Echinaforce, la prudenza degli esperti: "Prima servono studi clinici sugli esseri umani"

L’Echinaforce, preparato di erbe contente echinacea purpurea, creato da una ditta turgoviese, parrebbe poter sconfiggere il Coroanvirus, inattivando il virus. Se così fosse, si potrebbe aver trovato il medicamento miracoloso per guarire i malati.

Il prodotto è disponibile sotto forma di gocce in un flacone da 50 ml al prezzo di circa 14 franchi e stando a tio.ch in alcune farmacie della Svizzera Interna sta andando a ruba, nonostante anche gli stessi farmacisti invitino alla calma. Servono altri studi, predicano.

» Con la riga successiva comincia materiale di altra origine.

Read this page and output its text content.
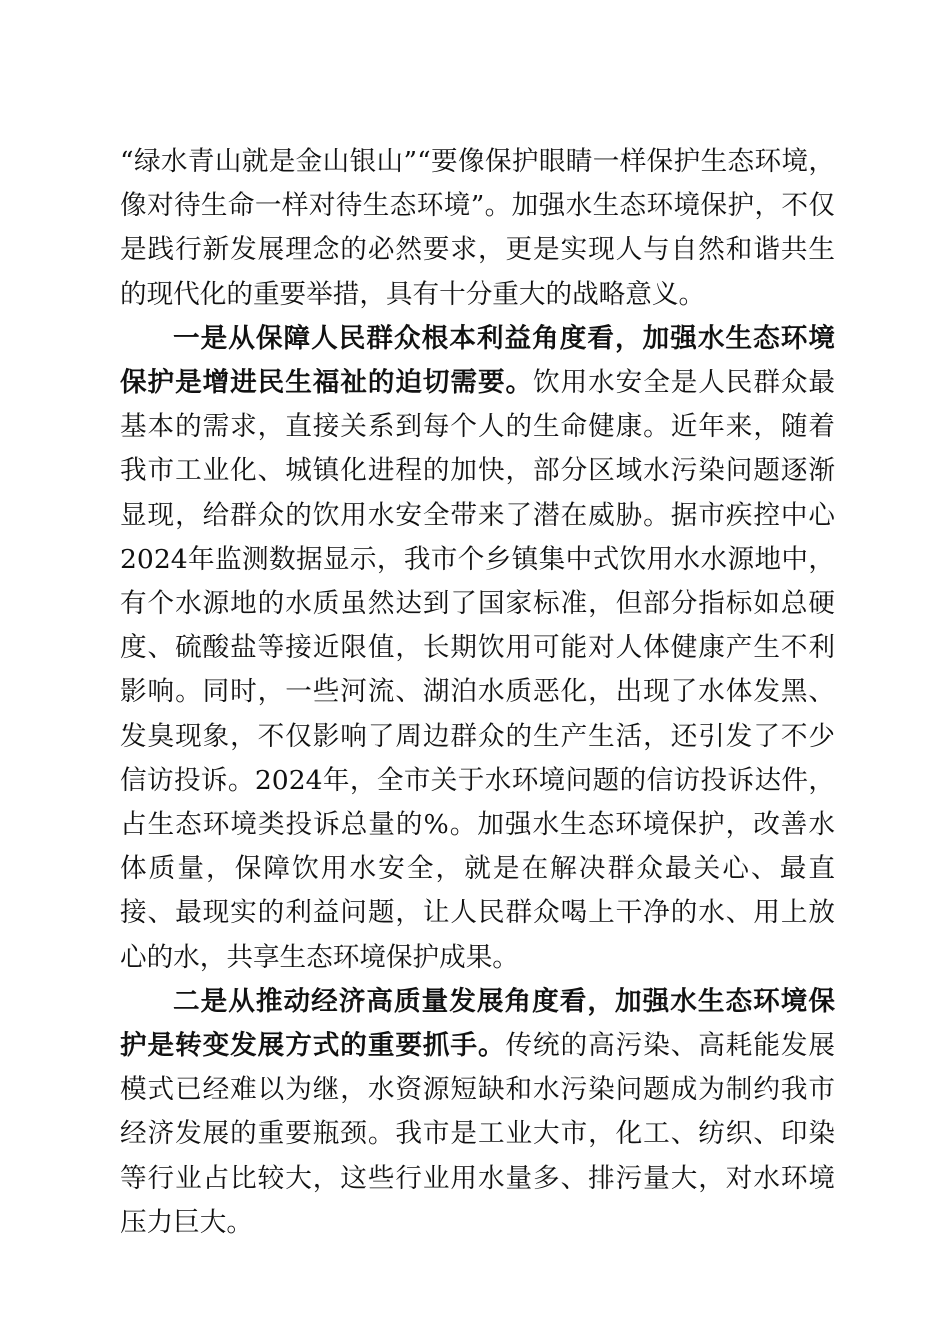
“绿水青山就是金山银山”“要像保护眼睛一样保护生态环境，像对待生命一样对待生态环境”。加强水生态环境保护，不仅是践行新发展理念的必然要求，更是实现人与自然和谐共生的现代化的重要举措，具有十分重大的战略意义。

一是从保障人民群众根本利益角度看，加强水生态环境保护是增进民生福祉的迫切需要。饮用水安全是人民群众最基本的需求，直接关系到每个人的生命健康。近年来，随着我市工业化、城镇化进程的加快，部分区域水污染问题逐渐显现，给群众的饮用水安全带来了潜在威胁。据市疾控中心2024年监测数据显示，我市个乡镇集中式饮用水水源地中，有个水源地的水质虽然达到了国家标准，但部分指标如总硬度、硫酸盐等接近限值，长期饮用可能对人体健康产生不利影响。同时，一些河流、湖泊水质恶化，出现了水体发黑、发臭现象，不仅影响了周边群众的生产生活，还引发了不少信访投诉。2024年，全市关于水环境问题的信访投诉达件，占生态环境类投诉总量的%。加强水生态环境保护，改善水体质量，保障饮用水安全，就是在解决群众最关心、最直接、最现实的利益问题，让人民群众喝上干净的水、用上放心的水，共享生态环境保护成果。

二是从推动经济高质量发展角度看，加强水生态环境保护是转变发展方式的重要抓手。传统的高污染、高耗能发展模式已经难以为继，水资源短缺和水污染问题成为制约我市经济发展的重要瓶颈。我市是工业大市，化工、纺织、印染等行业占比较大，这些行业用水量多、排污量大，对水环境压力巨大。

Dello stesso parere  è anche il prof. Dr. Alessandro Ceschi, direttore dell’istituto farmacologico della svizzera italiana, interpellato dalla RSI. “I risultati in vitro possono essere promettenti ma vanno assolutamente verificati tramiti studi clinici sull’essere umano, per poter trarre conclusioni sull’efficacia
di qualsiasi preparato”. Infatti, sinora le prove eseguite sono in vitro, seppur su cellule umane.

Che l’echinacea faccia bene contro altri disturbi respiratori, spiega Ceschi, c’è qualche dato in più, e vi è chi è convinto che davvero sia efficace e altri che invece sono contrari. Spesso, i preparati a base di erbe scatenano accesi dibattiti.

Ceschi fa notare un dettaglio: “Fra gli autori ci sono anche collaboratori della ditta che produce il medicamento: bisognerà fare un’attenta valutazione dell’effettiva validità di questi risultati”. Per la ditta turgoviese A. Vogel AG di Roggwil, certamente un bel colpo, anche a livello pubblicitario. Il professore chiede prudenza anche in questo senso, dato che qualsiasi notizia che parli di un rimedio miracoloso potrebbe creare false illusioni.